Palestinian Arab recognition of Israel as “a state” is not news. As far back as December 1988 the Palestine Liberation Organisation’s Yasser Arafat endorsed a document which stated that “the PLO recognises the right of the State of Israel to exist in the region.” The terror chief confirmed this in the preamble to the Oslo Agreement he signed in 1993, which states that “The PLO recognises the right of the State of Israel to exist in peace and security.” **
But to recognise Israel as a sovereign Jewish state in territory that was previously under Muslim rule is anathema to Islam. While the Land of Israel was never an Islamic (much less a Palestinian) state, it was for centuries ruled over as part of their empires by Muslim caliphs and so, according to Islam, was inside the Dar el’Islam (House of Islam) which that religion holds can never revert to Jewish rule.
Former Prime Minister Binyamin’s Netanyahu’s insistence that Arafat’s successor, the Palestinian Authority’s Mahmoud Abbas (no relation to the MK), recognise Israel as a Jewish state was understood to be part of the Israeli premier’s strategy to deadlock Palestinian statehood negotiations. The PA chairman has remained adamant in his out and out rejection of this demand.
“We will never recognise the Jewishness of the State of Israel” Abbas stated specifically in 2014.
And last September 26, he was reported in the Al-Monitor to threaten to no longer recognise Israel in any form at all.
For his part, Knesset Member Abbas says his ultimate aim is to see the Jews’ ancestral homeland divided into two states.
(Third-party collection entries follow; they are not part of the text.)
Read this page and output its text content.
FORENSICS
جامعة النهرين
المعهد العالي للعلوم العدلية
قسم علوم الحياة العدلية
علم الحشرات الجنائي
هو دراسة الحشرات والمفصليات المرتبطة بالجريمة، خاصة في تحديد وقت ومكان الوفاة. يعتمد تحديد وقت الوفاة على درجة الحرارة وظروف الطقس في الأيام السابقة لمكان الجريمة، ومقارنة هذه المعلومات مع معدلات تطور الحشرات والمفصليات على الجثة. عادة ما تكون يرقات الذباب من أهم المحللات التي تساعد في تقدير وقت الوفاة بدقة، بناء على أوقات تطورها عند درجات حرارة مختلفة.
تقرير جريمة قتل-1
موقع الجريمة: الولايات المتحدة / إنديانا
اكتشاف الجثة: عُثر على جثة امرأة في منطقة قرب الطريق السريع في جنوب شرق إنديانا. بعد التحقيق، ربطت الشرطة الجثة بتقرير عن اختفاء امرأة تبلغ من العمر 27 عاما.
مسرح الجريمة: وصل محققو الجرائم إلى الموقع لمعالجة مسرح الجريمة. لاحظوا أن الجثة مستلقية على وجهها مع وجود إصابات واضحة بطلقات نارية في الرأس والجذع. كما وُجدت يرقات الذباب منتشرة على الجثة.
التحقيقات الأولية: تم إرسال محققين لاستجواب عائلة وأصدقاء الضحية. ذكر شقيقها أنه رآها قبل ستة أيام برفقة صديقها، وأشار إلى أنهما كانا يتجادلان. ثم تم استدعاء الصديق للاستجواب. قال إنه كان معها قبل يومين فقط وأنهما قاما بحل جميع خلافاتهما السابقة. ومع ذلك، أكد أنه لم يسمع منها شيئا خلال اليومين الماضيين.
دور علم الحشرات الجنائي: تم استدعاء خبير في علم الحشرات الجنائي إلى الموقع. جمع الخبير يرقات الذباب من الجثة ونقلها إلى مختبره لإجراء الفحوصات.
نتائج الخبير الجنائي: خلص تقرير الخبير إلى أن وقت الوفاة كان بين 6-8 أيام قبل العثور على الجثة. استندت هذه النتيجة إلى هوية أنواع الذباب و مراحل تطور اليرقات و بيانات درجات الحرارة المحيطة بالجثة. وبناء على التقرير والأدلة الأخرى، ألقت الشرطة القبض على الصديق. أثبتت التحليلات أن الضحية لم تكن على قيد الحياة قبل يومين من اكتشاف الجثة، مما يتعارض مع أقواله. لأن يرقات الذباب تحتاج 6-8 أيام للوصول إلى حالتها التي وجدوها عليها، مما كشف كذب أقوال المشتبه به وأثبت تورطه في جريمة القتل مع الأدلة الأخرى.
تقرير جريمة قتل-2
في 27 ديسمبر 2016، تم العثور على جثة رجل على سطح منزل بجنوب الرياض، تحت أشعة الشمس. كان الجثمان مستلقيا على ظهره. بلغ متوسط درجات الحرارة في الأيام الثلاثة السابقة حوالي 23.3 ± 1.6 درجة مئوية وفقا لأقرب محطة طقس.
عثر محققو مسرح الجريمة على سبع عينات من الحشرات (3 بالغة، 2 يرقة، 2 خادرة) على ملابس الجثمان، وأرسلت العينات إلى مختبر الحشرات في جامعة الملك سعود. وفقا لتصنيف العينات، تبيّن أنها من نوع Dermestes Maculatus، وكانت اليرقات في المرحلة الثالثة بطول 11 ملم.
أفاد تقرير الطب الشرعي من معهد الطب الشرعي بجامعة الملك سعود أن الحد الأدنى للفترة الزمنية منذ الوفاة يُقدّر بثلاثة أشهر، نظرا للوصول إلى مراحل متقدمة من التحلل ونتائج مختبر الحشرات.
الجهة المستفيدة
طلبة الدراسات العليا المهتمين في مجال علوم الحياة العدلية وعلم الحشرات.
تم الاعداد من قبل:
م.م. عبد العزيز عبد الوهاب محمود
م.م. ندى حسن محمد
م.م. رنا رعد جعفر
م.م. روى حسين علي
It is in pursuit of this goal that he has sought to position himself pragmatically inside the Israeli legislature, walking a fine line between pro-Palestinianism and his citizenship. He even, according to a recent in-depth article about him the New Yorker, has two advisors who argue the one side against the other, helping him determine which way he will lean as best suits his strategy.
In an interview earlier this year he said: “My rights don’t just come from my citizenship. My rights also come from being a member of the Palestinian people, a son of this Palestinian homeland. And whether we like it or not, the State of Israel, with its identity, was established inside the Palestinian homeland.”
“We are inside [the government] and now we need to play the game and find solutions to the problems we encounter and deal with in one way or another,” he said in Tuesday’s Globes interview.
This approach, he said “will surely lead us to increase trust and move towards a process in which a State of Palestine will be established here next to the State of Israel in accordance with the vision I believe in.”
** In a mosque in Johannesburg, South Africa the following year, Arafat repudiated the Oslo Accords, which he compared to “the despicable agreement” Islam’s founder centuries earlier had made, and then broken, with a Jewish tribe in Arabia. Arafat appealed to tekkiyah – an Islamic tenet that permits Muslims to lie to, and deceive, their enemies.